I was somewhat confused after finishing this novel. I was expecting there to be a look at the issue of migration, not feeling 'at home' (what is home in the first place?), the alienation that accompanies a move to another country, culture, with the expectation that things would be the same but dealing with the reality that often they are not, with a look at the awful expression of 'roots' – as if people are trees.
There was a bit of that but I didn't feel the issues were explored in the way that it became meaningful.
Charlotte doesn't want to become a 'Ten Pound Pom' and head off to the other side of the world to make a new life in Australia but we don't know exactly why. The closest explanation I could find was that she liked to experience the cold of winter in the Cambridgeshire Fens.
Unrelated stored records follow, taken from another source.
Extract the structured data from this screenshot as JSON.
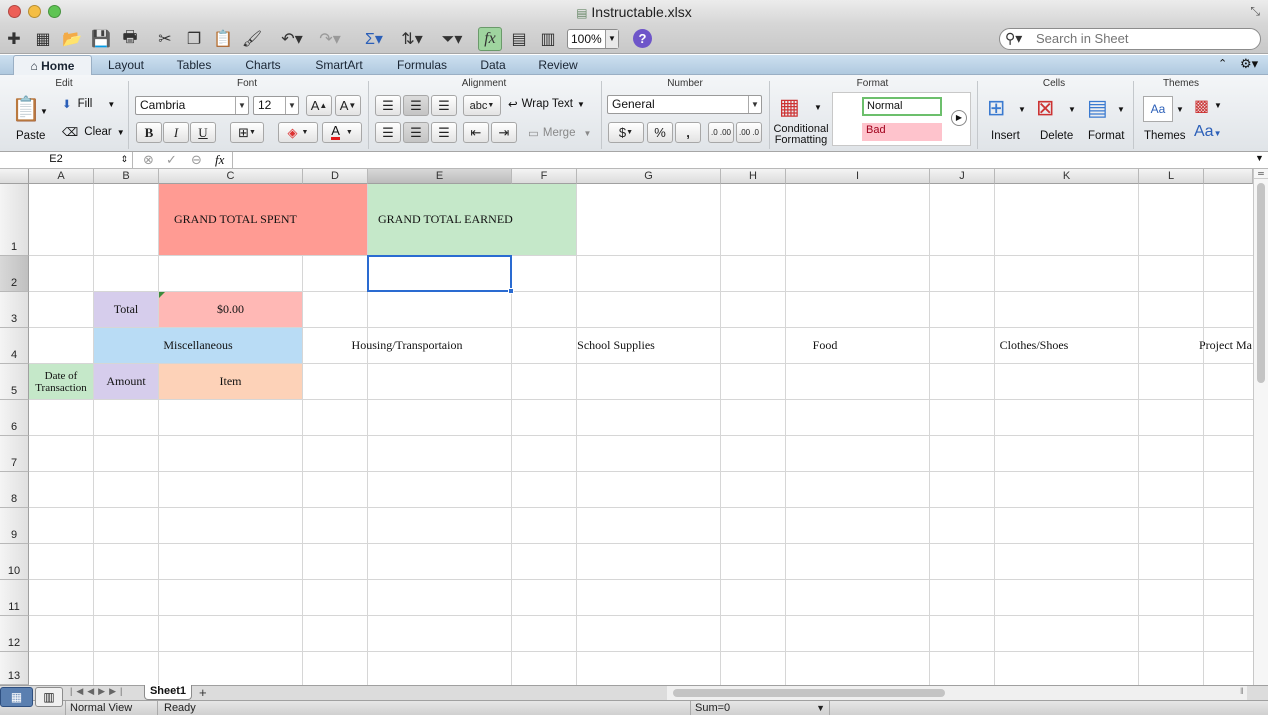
{
  "window": {
    "title": "Instructable.xlsx"
  },
  "toolbar": {
    "zoom": "100%",
    "search_placeholder": "Search in Sheet",
    "help": "?"
  },
  "ribbon_tabs": [
    "Home",
    "Layout",
    "Tables",
    "Charts",
    "SmartArt",
    "Formulas",
    "Data",
    "Review"
  ],
  "ribbon": {
    "groups": {
      "edit": "Edit",
      "font": "Font",
      "alignment": "Alignment",
      "number": "Number",
      "format": "Format",
      "cells": "Cells",
      "themes": "Themes"
    },
    "edit": {
      "paste": "Paste",
      "fill": "Fill",
      "clear": "Clear"
    },
    "font": {
      "name": "Cambria",
      "size": "12",
      "bold": "B",
      "italic": "I",
      "underline": "U",
      "increase": "A",
      "decrease": "A",
      "color": "A"
    },
    "alignment": {
      "orientation": "abc",
      "wrap_text": "Wrap Text",
      "merge": "Merge"
    },
    "number": {
      "format": "General",
      "percent": "%",
      "comma": ",",
      "increase_decimal": ".0 .00",
      "decrease_decimal": ".00 .0"
    },
    "format": {
      "conditional": "Conditional Formatting",
      "style_normal": "Normal",
      "style_bad": "Bad"
    },
    "cells": {
      "insert": "Insert",
      "delete": "Delete",
      "format": "Format"
    },
    "themes": {
      "themes": "Themes",
      "fonts": "Aa"
    }
  },
  "formula_bar": {
    "cell_ref": "E2",
    "fx": "fx",
    "value": ""
  },
  "columns": [
    "A",
    "B",
    "C",
    "D",
    "E",
    "F",
    "G",
    "H",
    "I",
    "J",
    "K",
    "L"
  ],
  "rows": [
    "1",
    "2",
    "3",
    "4",
    "5",
    "6",
    "7",
    "8",
    "9",
    "10",
    "11",
    "12",
    "13"
  ],
  "selected": {
    "column": "E",
    "row": "2"
  },
  "cells": {
    "c1": "GRAND TOTAL SPENT",
    "e1": "GRAND TOTAL EARNED",
    "b3": "Total",
    "c3": "$0.00",
    "c4": "Miscellaneous",
    "e4": "Housing/Transportaion",
    "g4": "School Supplies",
    "i4": "Food",
    "k4": "Clothes/Shoes",
    "l4": "Project Ma",
    "a5": "Date of Transaction",
    "b5": "Amount",
    "c5": "Item"
  },
  "colors": {
    "spent": "#ff9b93",
    "earned": "#c5e8c9",
    "total": "#d6cdec",
    "amount": "#d6cdec",
    "dollars": "#ffb8b5",
    "misc": "#b9dcf5",
    "item": "#fdd2b8",
    "date": "#c5e8c9",
    "selection": "#2a6bd1"
  },
  "sheets": [
    {
      "name": "Sheet1"
    }
  ],
  "status": {
    "view": "Normal View",
    "state": "Ready",
    "sum": "Sum=0"
  }
}
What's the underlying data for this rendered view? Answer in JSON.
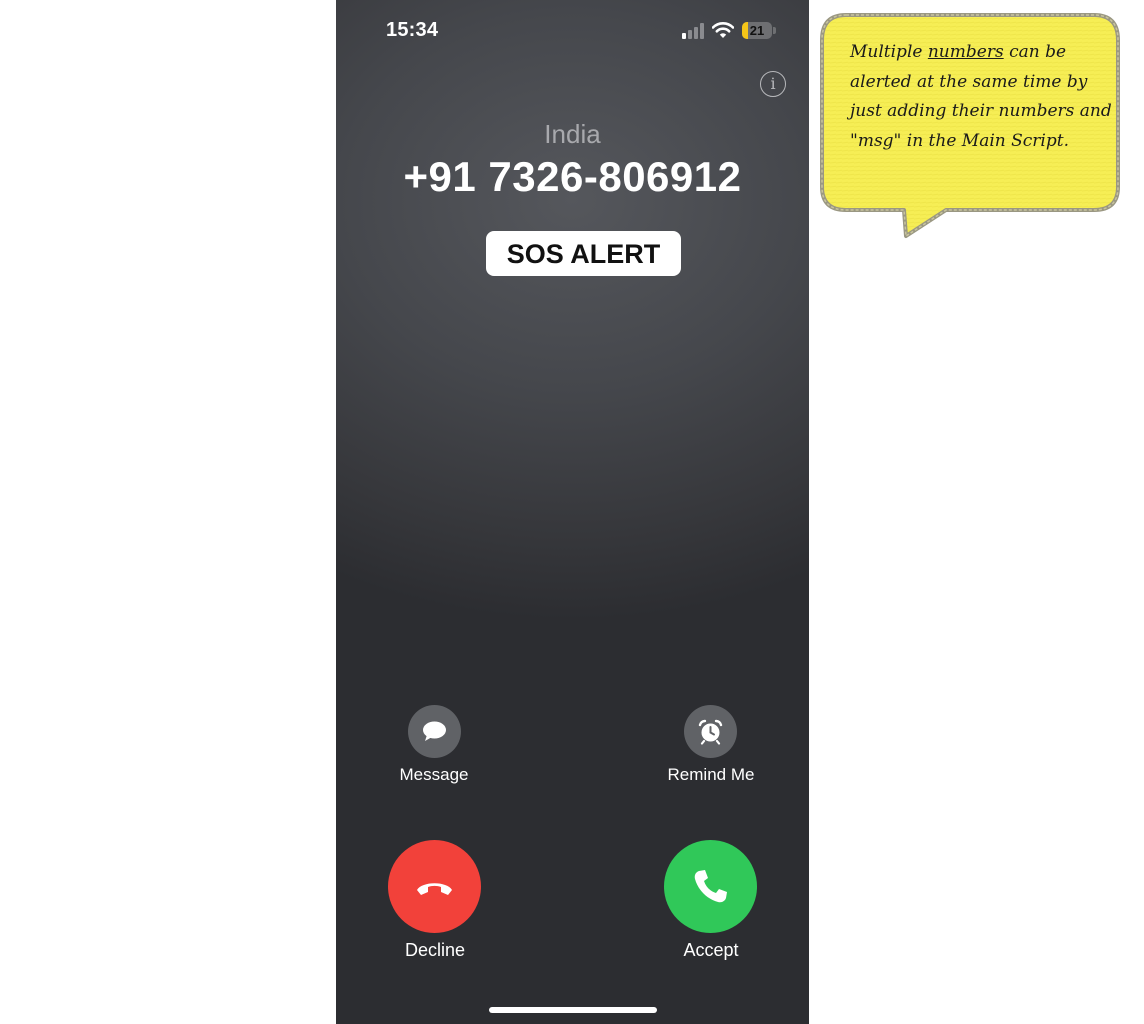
{
  "status_bar": {
    "time": "15:34",
    "battery_percent": "21",
    "signal_bars_active": 1,
    "signal_bars_total": 4
  },
  "call": {
    "caller_label": "India",
    "caller_number": "+91 7326-806912",
    "sos_badge": "SOS ALERT"
  },
  "actions": {
    "message_label": "Message",
    "remind_label": "Remind Me",
    "decline_label": "Decline",
    "accept_label": "Accept"
  },
  "annotation": {
    "text_before": "Multiple ",
    "text_underlined": "numbers",
    "text_after": " can be alerted at the same time by just adding their numbers and \"msg\" in the Main Script."
  },
  "colors": {
    "decline": "#f2413a",
    "accept": "#30c859",
    "note_fill": "#f6ee55"
  },
  "icons": [
    "info-icon",
    "message-bubble-icon",
    "alarm-clock-icon",
    "hang-up-icon",
    "phone-icon",
    "wifi-icon",
    "signal-icon",
    "battery-icon"
  ]
}
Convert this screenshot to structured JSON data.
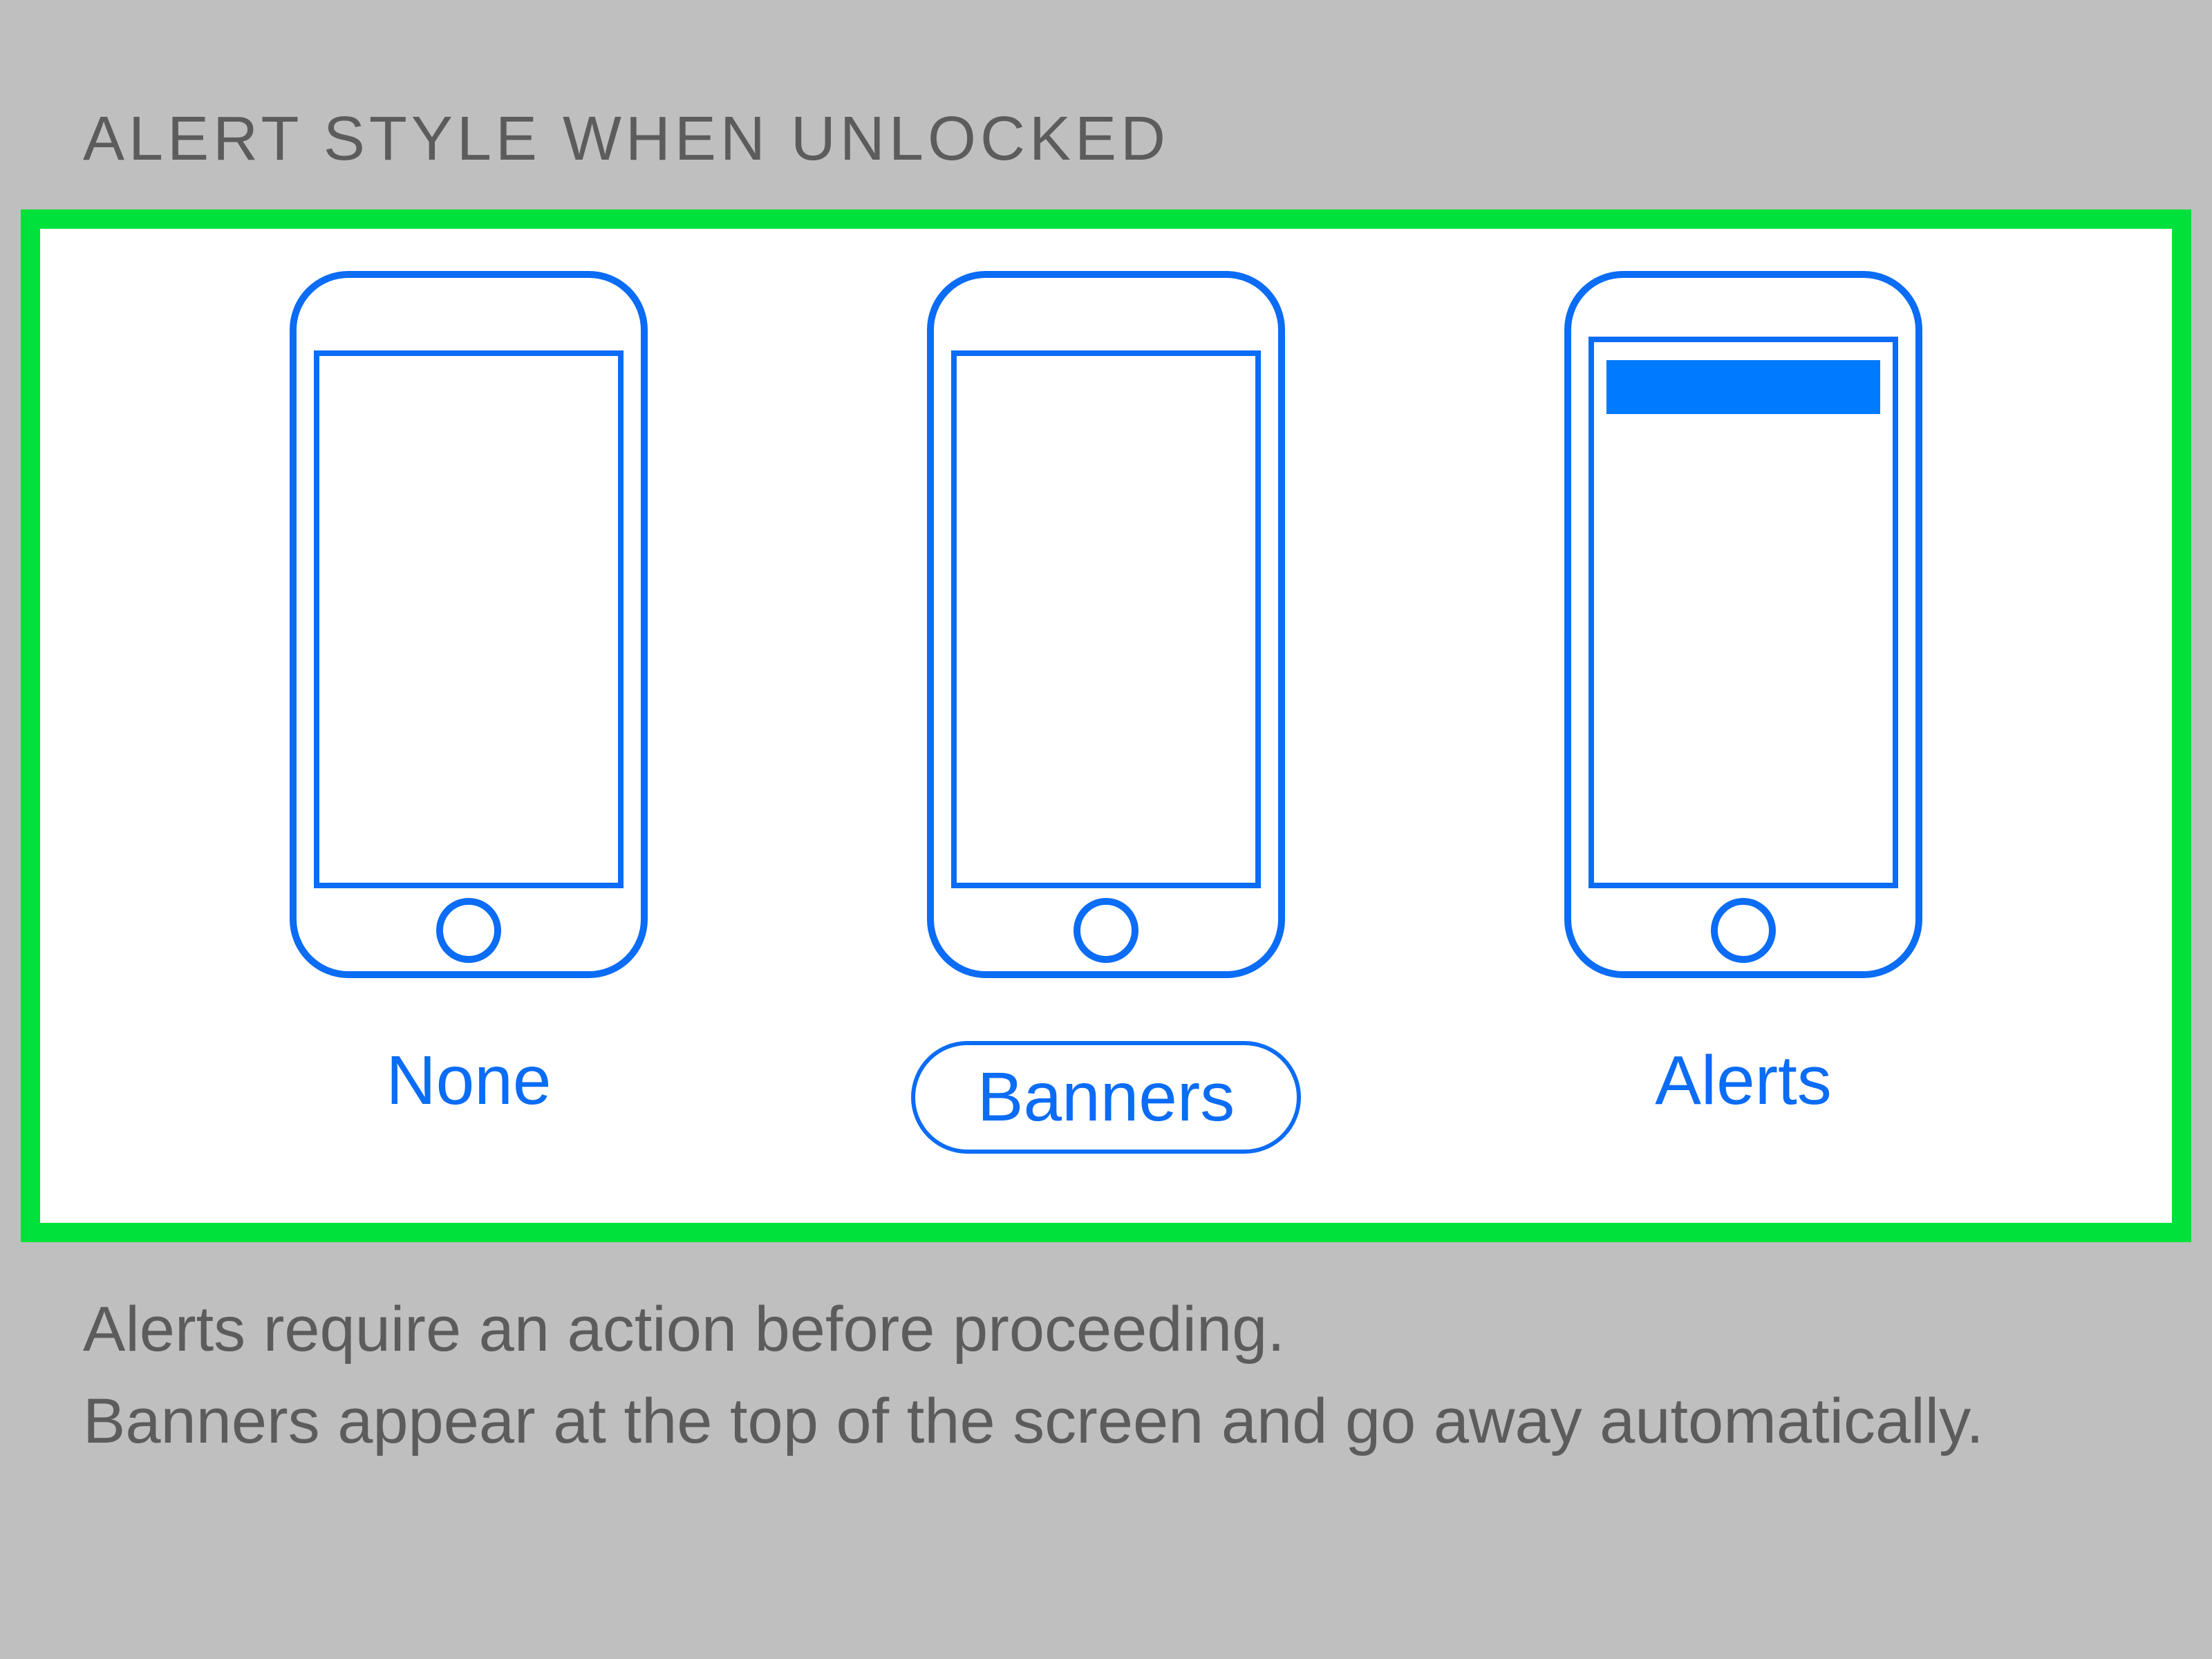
{
  "section": {
    "header": "ALERT STYLE WHEN UNLOCKED"
  },
  "options": {
    "none": {
      "label": "None"
    },
    "banners": {
      "label": "Banners"
    },
    "alerts": {
      "label": "Alerts"
    }
  },
  "footer": {
    "line1": "Alerts require an action before proceeding.",
    "line2": "Banners appear at the top of the screen and go away automatically."
  },
  "colors": {
    "accent": "#0b6cf5",
    "highlight_border": "#00e23b",
    "page_bg": "#bfbfbf",
    "text_secondary": "#5c5c5c"
  }
}
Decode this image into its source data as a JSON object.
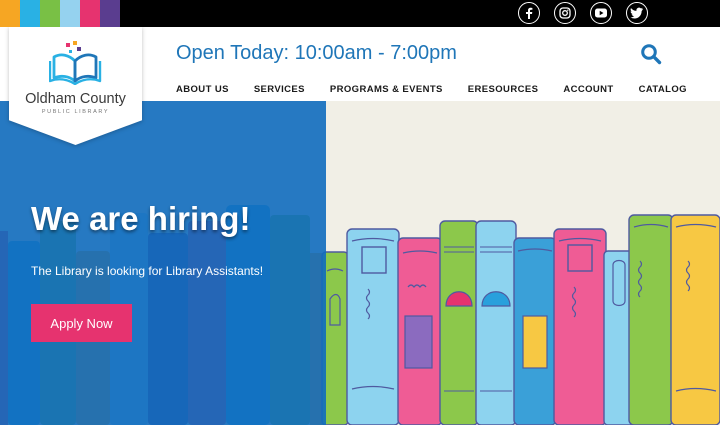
{
  "brand": {
    "name": "Oldham County",
    "subtitle": "PUBLIC LIBRARY",
    "strip_colors": [
      "#f6a623",
      "#29b1e4",
      "#79c045",
      "#95d2ef",
      "#e6336f",
      "#5a3d8f"
    ]
  },
  "social": [
    {
      "icon": "facebook-icon"
    },
    {
      "icon": "instagram-icon"
    },
    {
      "icon": "youtube-icon"
    },
    {
      "icon": "twitter-icon"
    }
  ],
  "header": {
    "hours": "Open Today: 10:00am - 7:00pm",
    "search_icon": "search-icon"
  },
  "nav": [
    {
      "label": "ABOUT US"
    },
    {
      "label": "SERVICES"
    },
    {
      "label": "PROGRAMS & EVENTS"
    },
    {
      "label": "ERESOURCES"
    },
    {
      "label": "ACCOUNT"
    },
    {
      "label": "CATALOG"
    }
  ],
  "hero": {
    "title": "We are hiring!",
    "subtitle": "The Library is looking for Library Assistants!",
    "cta": "Apply Now"
  },
  "colors": {
    "accent_blue": "#1f76b8",
    "cta_pink": "#e6336f",
    "hero_background": "#f1efe6"
  }
}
That may be the case but it's a flimsy reason, especially when she lives with her husband and very young daughter in a hell hole of a (tiny) cottage, which makes then all ill, and when there's another child on the way. (But, then, weren't all houses cold in the early 1960s in Britain?)
Henry is of mixed Indian and British heritage. He encounters racism (to his surprise) when he eventually goes to the college where he is to teach but I don't see how he was surprised. Surely he would have encountered those racist attitudes on the long journey out on the boat? Those who left Britain in the 1950s and 60s weren't necessarily the most progressive of the British working class, especially demonstrated in their defence of the racist regimes of (Southern) Rhodesia and South Africa a generation later. Even, to this day, Australia is far from being an all-inclusive society.
And Henry's return to India is an extremely unsatisfying episode and doesn't make sense.
If the issues of homesickness and racism aren't dealt with adequately neither is the other issue that seems to be the most important condition that effects Charlotte, her attitude to moving to Australia and the relationship she has with her husband and all those around her – that being she is a terrible mother.
Bishop obviously considers this pivotal as she bookends her novel with this matter but that doesn't mean it's adequately explored in the body of the novel. When only with one child she does what she wants, even at the expense of the health of the little girl. Now this can possibly be put down to post natal depression but that term isn't even hinted at – did the term even exist in the mid 1960s? Later on she just wanders off in her own dreamlike world, leaving her two little girls in dangerous circumstances and doesn't even seem to realise what she has done. At times she shows affection, but even in those circumstances I thought her cold and distant. And the time she totally loses it with her eldest daughter would have her arrested nowadays.
And let's not mention the dreams. Do people actually remember, in such detail, dreams that are so complicated and which presage the future?